Unexpected behaviour in MQI Callback

While investigating a reported issue in the MQI NodeJS bindings, I had to dig into the C library’s MQI callback functions. I found some behaviour that I didn’t expect. And some slight differences depending on whether you run an application with local or client bindings.

MQI Callbacks

The C MQI can drive callback functions when messages arrive on queues, giving an asynchronous approach for your applications. You don’t need to sit in a blocking MQGET(WAIT) or polling loop to retrieve the messages. The MQCB verb sets up the callback; you give it a function address and the MQ libraries call that function when needed.

When you register the callback function through MQCB, one of the options is to choose which type of callbacks to receive. The MQCBD->CallbackTypefield can be set to either MQCBT_EVENT_HANDLER or MQCBT_MESSAGE_CONSUMER. If you look at the amqsghac.c sample program, you will see how it uses Events to report on the reconnection attempts made automatically by the client library.

The callback function itself has a number of parameters. For this article, the interesting parameter is the MQCBC (CallbackContext) structure. Within that structure, 3 relevant fields are the Reason, CallType and Hobj.

The unexpected behaviour

I had a program that registered a Message Consumer callback. But I was surprised to find that sometimes the CallType was set to MQCBCT_EVENT. Why was I being given an Event, when I had not registered to receive one?

It turns out that this is correct, and is even documented as such. But I wasn’t expecting it. There is a subtle distinction between the CallType and CallbackType fields in their respective MQI structures.

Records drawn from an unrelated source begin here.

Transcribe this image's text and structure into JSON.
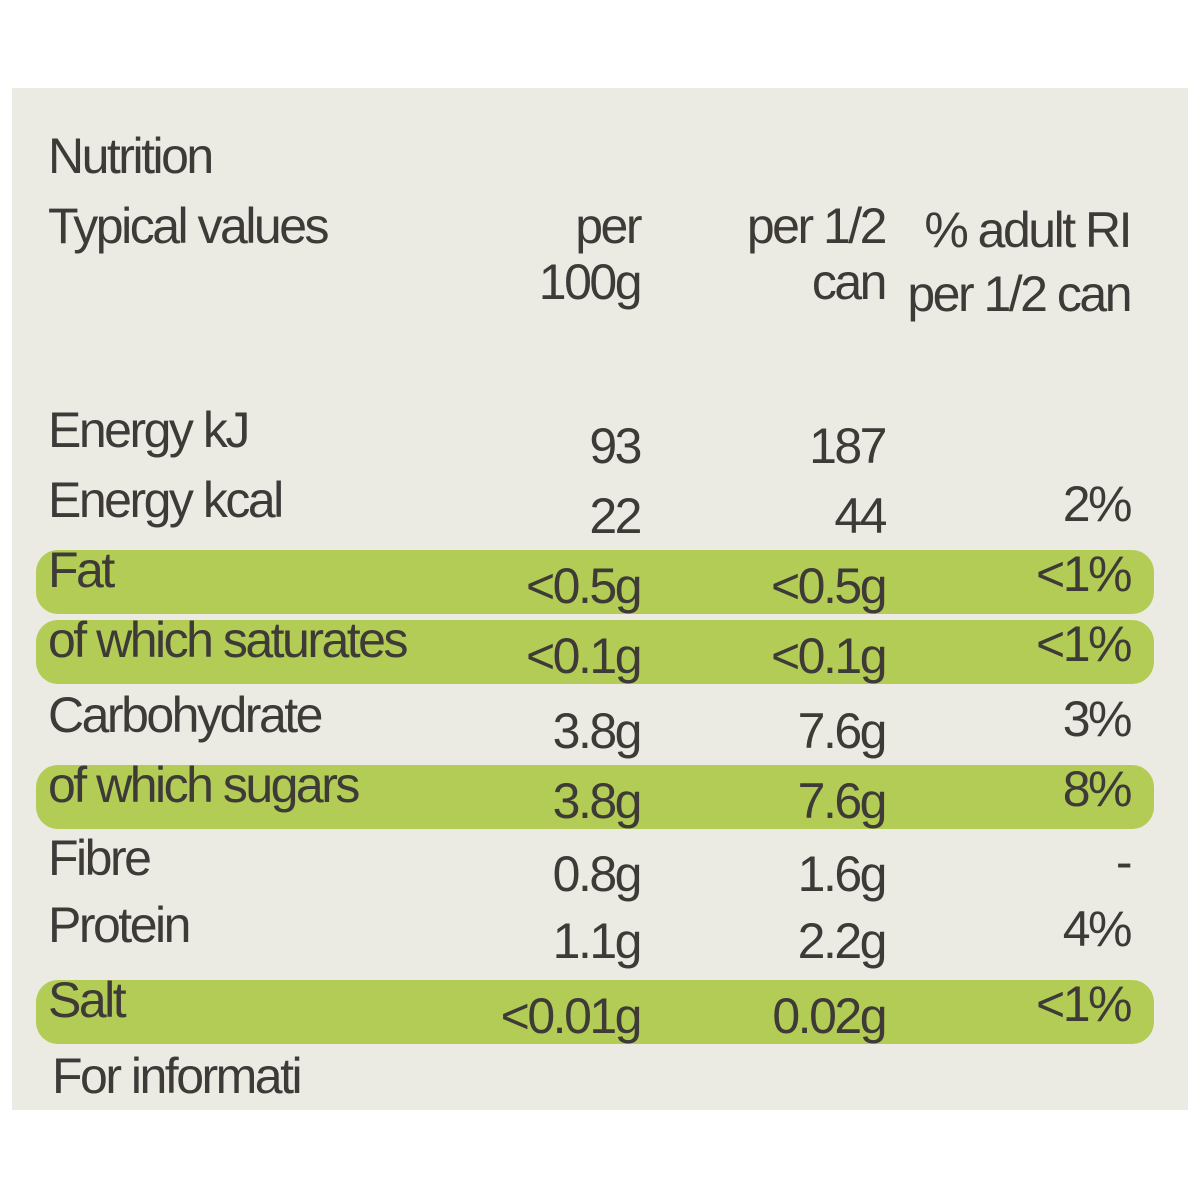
{
  "title": "Nutrition",
  "header": {
    "label": "Typical values",
    "per100g": "per 100g",
    "perHalfCan": "per 1/2 can",
    "ri": "% adult RI per 1/2 can"
  },
  "rows": [
    {
      "label": "Energy kJ",
      "per100g": "93",
      "perHalfCan": "187",
      "highlight": false
    },
    {
      "label": "Energy kcal",
      "per100g": "22",
      "perHalfCan": "44",
      "ri": "2%",
      "highlight": false
    },
    {
      "label": "Fat",
      "per100g": "<0.5g",
      "perHalfCan": "<0.5g",
      "ri": "<1%",
      "highlight": true
    },
    {
      "label": "of which saturates",
      "per100g": "<0.1g",
      "perHalfCan": "<0.1g",
      "ri": "<1%",
      "highlight": true
    },
    {
      "label": "Carbohydrate",
      "per100g": "3.8g",
      "perHalfCan": "7.6g",
      "ri": "3%",
      "highlight": false
    },
    {
      "label": "of which sugars",
      "per100g": "3.8g",
      "perHalfCan": "7.6g",
      "ri": "8%",
      "highlight": true
    },
    {
      "label": "Fibre",
      "per100g": "0.8g",
      "perHalfCan": "1.6g",
      "ri": "-",
      "highlight": false
    },
    {
      "label": "Protein",
      "per100g": "1.1g",
      "perHalfCan": "2.2g",
      "ri": "4%",
      "highlight": false
    },
    {
      "label": "Salt",
      "per100g": "<0.01g",
      "perHalfCan": "0.02g",
      "ri": "<1%",
      "highlight": true
    }
  ],
  "footer": "For informati"
}
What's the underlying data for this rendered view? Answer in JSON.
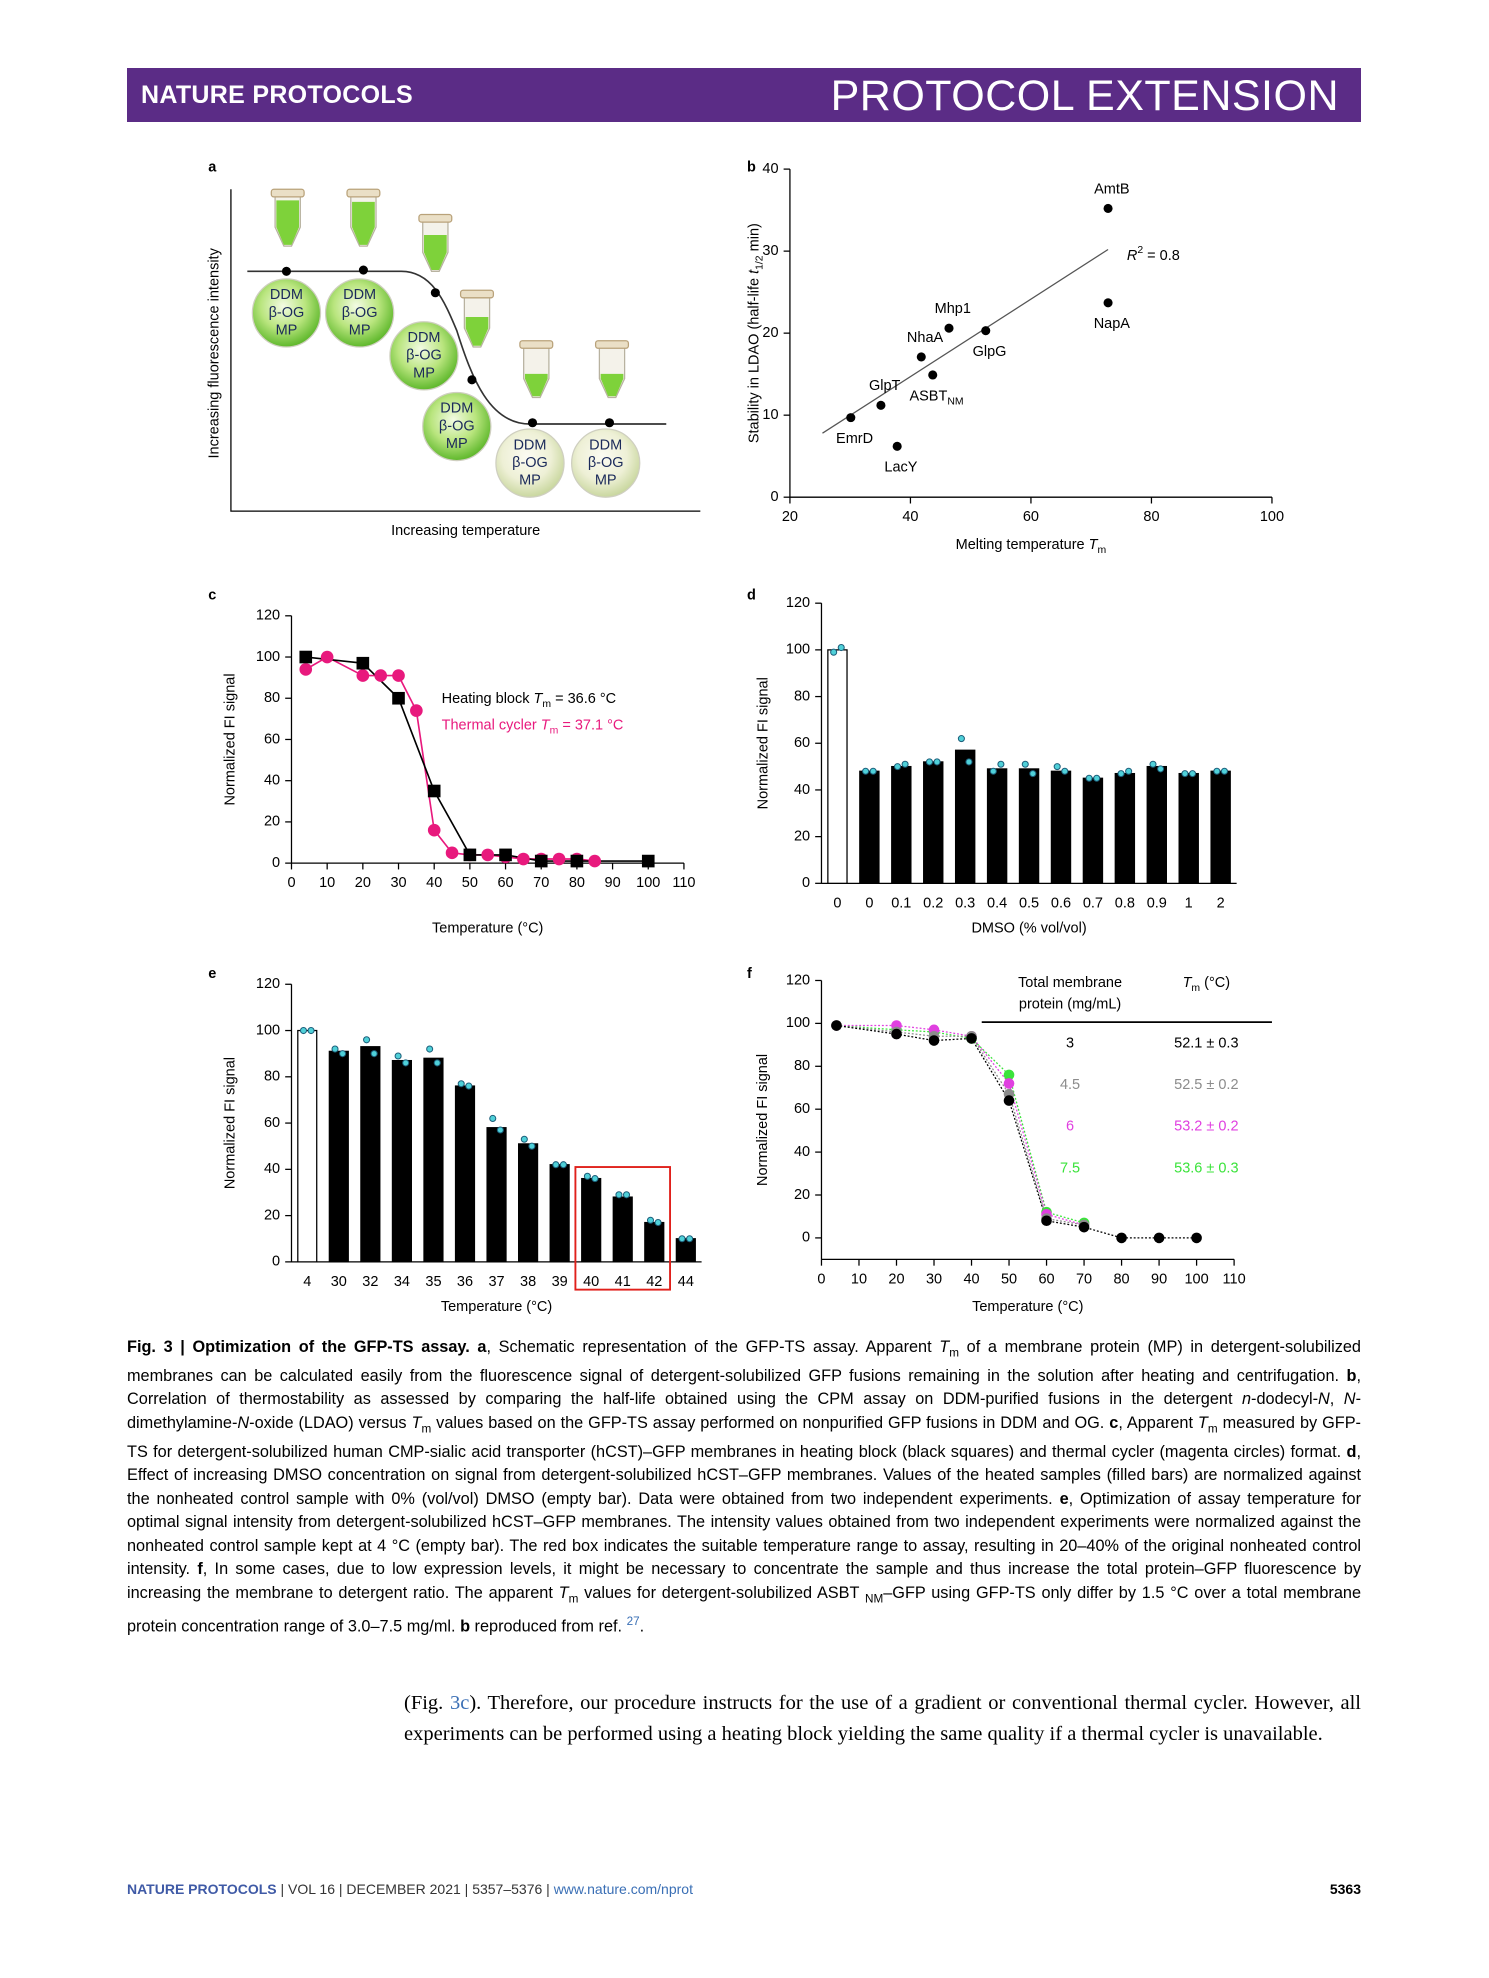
{
  "header": {
    "journal": "NATURE PROTOCOLS",
    "section": "PROTOCOL EXTENSION"
  },
  "schematic": {
    "label": "a",
    "ylabel": "Increasing fluorescence intensity",
    "xlabel": "Increasing temperature",
    "tubes": [
      [
        "DDM",
        "β-OG",
        "MP"
      ],
      [
        "DDM",
        "β-OG",
        "MP"
      ],
      [
        "DDM",
        "β-OG",
        "MP"
      ],
      [
        "DDM",
        "β-OG",
        "MP"
      ],
      [
        "DDM",
        "β-OG",
        "MP"
      ],
      [
        "DDM",
        "β-OG",
        "MP"
      ]
    ]
  },
  "chart_data": [
    {
      "type": "scatter",
      "label": "b",
      "xlabel": [
        {
          "text": "Melting temperature "
        },
        {
          "text": "T",
          "style": "i"
        },
        {
          "text": "m",
          "style": "sub"
        }
      ],
      "ylabel": [
        {
          "text": "Stability in LDAO (half-life "
        },
        {
          "text": "t",
          "style": "i"
        },
        {
          "text": "1/2",
          "style": "sub"
        },
        {
          "text": " min)"
        }
      ],
      "xlim": [
        20,
        100
      ],
      "xticks": [
        20,
        40,
        60,
        80,
        100
      ],
      "ylim": [
        0,
        40
      ],
      "yticks": [
        0,
        10,
        20,
        30,
        40
      ],
      "x": [
        72.8,
        72.8,
        46.4,
        52.5,
        41.8,
        43.7,
        35.1,
        30.1,
        37.8
      ],
      "values": [
        35.2,
        23.7,
        20.6,
        20.3,
        17.1,
        14.9,
        11.2,
        9.7,
        6.2
      ],
      "point_labels": [
        "AmtB",
        "NapA",
        "Mhp1",
        "GlpG",
        "NhaA",
        [
          {
            "text": "ASBT"
          },
          {
            "text": "NM",
            "style": "sub"
          }
        ],
        "GlpT",
        "EmrD",
        "LacY"
      ],
      "color": "#000000",
      "fit": {
        "x": [
          25.4,
          72.8
        ],
        "values": [
          7.8,
          30.2
        ]
      },
      "annotation": [
        {
          "text": "R",
          "style": "i"
        },
        {
          "text": "2",
          "style": "sup"
        },
        {
          "text": " = 0.8"
        }
      ]
    },
    {
      "type": "scatter",
      "label": "c",
      "xlabel": "Temperature (°C)",
      "ylabel": "Normalized FI signal",
      "xlim": [
        0,
        110
      ],
      "xticks": [
        0,
        10,
        20,
        30,
        40,
        50,
        60,
        70,
        80,
        90,
        100,
        110
      ],
      "ylim": [
        0,
        120
      ],
      "yticks": [
        0,
        20,
        40,
        60,
        80,
        100,
        120
      ],
      "line_style": "solid",
      "series": [
        {
          "name": [
            {
              "text": "Heating block "
            },
            {
              "text": "T",
              "style": "i"
            },
            {
              "text": "m",
              "style": "sub"
            },
            {
              "text": " = 36.6 °C"
            }
          ],
          "color": "#000000",
          "marker": "square",
          "x": [
            4,
            20,
            30,
            40,
            50,
            60,
            70,
            80,
            100
          ],
          "values": [
            100,
            97,
            80,
            35,
            4,
            4,
            1,
            1,
            1
          ]
        },
        {
          "name": [
            {
              "text": "Thermal cycler "
            },
            {
              "text": "T",
              "style": "i"
            },
            {
              "text": "m",
              "style": "sub"
            },
            {
              "text": " = 37.1 °C"
            }
          ],
          "color": "#e8197d",
          "marker": "circle",
          "x": [
            4,
            10,
            20,
            25,
            30,
            35,
            40,
            45,
            50,
            55,
            60,
            65,
            70,
            75,
            80,
            85
          ],
          "values": [
            94,
            100,
            91,
            91,
            91,
            74,
            16,
            5,
            4,
            4,
            3,
            2,
            2,
            2,
            2,
            1
          ]
        }
      ]
    },
    {
      "type": "bar",
      "label": "d",
      "xlabel": "DMSO (% vol/vol)",
      "ylabel": "Normalized FI signal",
      "ylim": [
        0,
        120
      ],
      "yticks": [
        0,
        20,
        40,
        60,
        80,
        100,
        120
      ],
      "categories": [
        "0",
        "0",
        "0.1",
        "0.2",
        "0.3",
        "0.4",
        "0.5",
        "0.6",
        "0.7",
        "0.8",
        "0.9",
        "1",
        "2"
      ],
      "values": [
        100,
        48,
        50,
        52,
        57,
        49,
        49,
        48,
        45,
        47,
        50,
        47,
        48
      ],
      "replicates": [
        [
          99,
          101
        ],
        [
          48,
          48
        ],
        [
          50,
          51
        ],
        [
          52,
          52
        ],
        [
          62,
          52
        ],
        [
          48,
          51
        ],
        [
          51,
          47
        ],
        [
          50,
          48
        ],
        [
          45,
          45
        ],
        [
          47,
          48
        ],
        [
          51,
          49
        ],
        [
          47,
          47
        ],
        [
          48,
          48
        ]
      ],
      "bar_colors": [
        "#ffffff",
        "#000000",
        "#000000",
        "#000000",
        "#000000",
        "#000000",
        "#000000",
        "#000000",
        "#000000",
        "#000000",
        "#000000",
        "#000000",
        "#000000"
      ],
      "replicate_color": "#4fd0d8"
    },
    {
      "type": "bar",
      "label": "e",
      "xlabel": "Temperature (°C)",
      "ylabel": "Normalized FI signal",
      "ylim": [
        0,
        120
      ],
      "yticks": [
        0,
        20,
        40,
        60,
        80,
        100,
        120
      ],
      "categories": [
        "4",
        "30",
        "32",
        "34",
        "35",
        "36",
        "37",
        "38",
        "39",
        "40",
        "41",
        "42",
        "44"
      ],
      "values": [
        100,
        91,
        93,
        87,
        88,
        76,
        58,
        51,
        42,
        36,
        28,
        17,
        10
      ],
      "replicates": [
        [
          100,
          100
        ],
        [
          92,
          90
        ],
        [
          96,
          90
        ],
        [
          89,
          86
        ],
        [
          92,
          86
        ],
        [
          77,
          76
        ],
        [
          62,
          57
        ],
        [
          53,
          50
        ],
        [
          42,
          42
        ],
        [
          37,
          36
        ],
        [
          29,
          29
        ],
        [
          18,
          17
        ],
        [
          10,
          10
        ]
      ],
      "bar_colors": [
        "#ffffff",
        "#000000",
        "#000000",
        "#000000",
        "#000000",
        "#000000",
        "#000000",
        "#000000",
        "#000000",
        "#000000",
        "#000000",
        "#000000",
        "#000000"
      ],
      "replicate_color": "#4fd0d8",
      "highlight": {
        "categories": [
          "40",
          "42"
        ],
        "top": 41,
        "color": "#e0201b"
      }
    },
    {
      "type": "scatter",
      "label": "f",
      "xlabel": "Temperature (°C)",
      "ylabel": "Normalized FI signal",
      "xlim": [
        0,
        110
      ],
      "xticks": [
        0,
        10,
        20,
        30,
        40,
        50,
        60,
        70,
        80,
        90,
        100,
        110
      ],
      "ylim": [
        -10,
        120
      ],
      "yticks": [
        0,
        20,
        40,
        60,
        80,
        100,
        120
      ],
      "line_style": "dotted",
      "table_headers": {
        "name": [
          "Total membrane",
          "protein (mg/mL)"
        ],
        "tm": [
          {
            "text": "T",
            "style": "i"
          },
          {
            "text": "m",
            "style": "sub"
          },
          {
            "text": " (°C)"
          }
        ]
      },
      "series": [
        {
          "name": "3",
          "tm": "52.1 ± 0.3",
          "color": "#000000",
          "marker": "circle",
          "x": [
            4,
            20,
            30,
            40,
            50,
            60,
            70,
            80,
            90,
            100
          ],
          "values": [
            99,
            95,
            92,
            93,
            64,
            8,
            5,
            0,
            0,
            0
          ]
        },
        {
          "name": "4.5",
          "tm": "52.5 ± 0.2",
          "color": "#8c8c8c",
          "marker": "circle",
          "x": [
            4,
            20,
            30,
            40,
            50,
            60,
            70
          ],
          "values": [
            99,
            96,
            94,
            94,
            67,
            9,
            6
          ]
        },
        {
          "name": "6",
          "tm": "53.2 ± 0.2",
          "color": "#e040e0",
          "marker": "circle",
          "x": [
            4,
            20,
            30,
            40,
            50,
            60,
            70
          ],
          "values": [
            99,
            99,
            97,
            94,
            72,
            11,
            6
          ]
        },
        {
          "name": "7.5",
          "tm": "53.6 ± 0.3",
          "color": "#3be33b",
          "marker": "circle",
          "x": [
            4,
            20,
            30,
            40,
            50,
            60,
            70
          ],
          "values": [
            99,
            97,
            96,
            93,
            76,
            12,
            7
          ]
        }
      ]
    }
  ],
  "caption": [
    {
      "text": "Fig. 3 | Optimization of the GFP-TS assay. a",
      "style": "b"
    },
    {
      "text": ", Schematic representation of the GFP-TS assay. Apparent "
    },
    {
      "text": "T",
      "style": "i"
    },
    {
      "text": "m",
      "style": "sub"
    },
    {
      "text": " of a membrane protein (MP) in detergent-solubilized membranes can be calculated easily from the fluorescence signal of detergent-solubilized GFP fusions remaining in the solution after heating and centrifugation. "
    },
    {
      "text": "b",
      "style": "b"
    },
    {
      "text": ", Correlation of thermostability as assessed by comparing the half-life obtained using the CPM assay on DDM-purified fusions in the detergent "
    },
    {
      "text": "n",
      "style": "i"
    },
    {
      "text": "-dodecyl-"
    },
    {
      "text": "N",
      "style": "i"
    },
    {
      "text": ", "
    },
    {
      "text": "N",
      "style": "i"
    },
    {
      "text": "-dimethylamine-"
    },
    {
      "text": "N",
      "style": "i"
    },
    {
      "text": "-oxide (LDAO) versus "
    },
    {
      "text": "T",
      "style": "i"
    },
    {
      "text": "m",
      "style": "sub"
    },
    {
      "text": " values based on the GFP-TS assay performed on nonpurified GFP fusions in DDM and OG. "
    },
    {
      "text": "c",
      "style": "b"
    },
    {
      "text": ", Apparent "
    },
    {
      "text": "T",
      "style": "i"
    },
    {
      "text": "m",
      "style": "sub"
    },
    {
      "text": " measured by GFP-TS for detergent-solubilized human CMP-sialic acid transporter (hCST)–GFP membranes in heating block (black squares) and thermal cycler (magenta circles) format. "
    },
    {
      "text": "d",
      "style": "b"
    },
    {
      "text": ", Effect of increasing DMSO concentration on signal from detergent-solubilized hCST–GFP membranes. Values of the heated samples (filled bars) are normalized against the nonheated control sample with 0% (vol/vol) DMSO (empty bar). Data were obtained from two independent experiments. "
    },
    {
      "text": "e",
      "style": "b"
    },
    {
      "text": ", Optimization of assay temperature for optimal signal intensity from detergent-solubilized hCST–GFP membranes. The intensity values obtained from two independent experiments were normalized against the nonheated control sample kept at 4 °C (empty bar). The red box indicates the suitable temperature range to assay, resulting in 20–40% of the original nonheated control intensity. "
    },
    {
      "text": "f",
      "style": "b"
    },
    {
      "text": ", In some cases, due to low expression levels, it might be necessary to concentrate the sample and thus increase the total protein–GFP fluorescence by increasing the membrane to detergent ratio. The apparent "
    },
    {
      "text": "T",
      "style": "i"
    },
    {
      "text": "m",
      "style": "sub"
    },
    {
      "text": " values for detergent-solubilized ASBT "
    },
    {
      "text": "NM",
      "style": "sub"
    },
    {
      "text": "–GFP using GFP-TS only differ by 1.5 °C over a total membrane protein concentration range of 3.0–7.5 mg/ml. "
    },
    {
      "text": "b",
      "style": "b"
    },
    {
      "text": " reproduced from ref. "
    },
    {
      "text": "27",
      "style": "sup-link"
    },
    {
      "text": "."
    }
  ],
  "body": [
    {
      "text": "(Fig. "
    },
    {
      "text": "3c",
      "style": "link"
    },
    {
      "text": "). Therefore, our procedure instructs for the use of a gradient or conventional thermal cycler. However, all experiments can be performed using a heating block yielding the same quality if a thermal cycler is unavailable."
    }
  ],
  "footer": {
    "journal": "NATURE PROTOCOLS",
    "info": "| VOL 16 | DECEMBER 2021 | 5357–5376 |",
    "url": "www.nature.com/nprot",
    "page": "5363"
  }
}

With a synchronous MQGET, if you end the queue manager, the verb is given an Reason code like MQRC_QMGR_QUIESCING. But with the asynchronous operation, the equivalent notification is given by an Event instead of being tied to, say, a MSG_NOT_REMOVED call type. Basically, failed MQGET responses are split into two types – those that are considered events, and those not.

So a Message Consumer callback function must be prepared to deal with the Event CallType.

Once I’d worked out what was going on, it was fine. It just took a slight reset of how I was thinking of the processing.

Clients and Local bindings

I did find one slight difference between local bindings and client connection. The difference should not be important, and a properly-written program ought not to care. But I thought it worth noting anyway.

When the Message Consumer callback runs in local bindings mode, the associated Hobj is set to the value that was specified during the corresponding MQCB even when the callback happens for a connection-wide Event such as the queue manager being shutdown.

But in client mode, the Hobj is set to 0.

Given that the queue manager is being shutdown, you would usually not be expected or able to make any additional “cleanup” calls such as using the Hobj to MQCLOSE the queue. So the application should always ignore the Hobj. Depending on how the queue manager is ending, you might have the opportunity to commit/backout any in-flight transactions; those don’t depend on the object handle. But again, this Hobj difference was slightly confusing.

Conclusion

Seeing an event when I wasn’t expecting one, and seeing different object handle values than I was expecting, made me think at first that there might be a bug in one of the MQI libraries. It turns out that there isn’t.

It mattered to me because of the packages I have released that wrap the C MQI functions for use in other environments. But I thought I’d write this up to help or warn anyone else who might be doing something similar.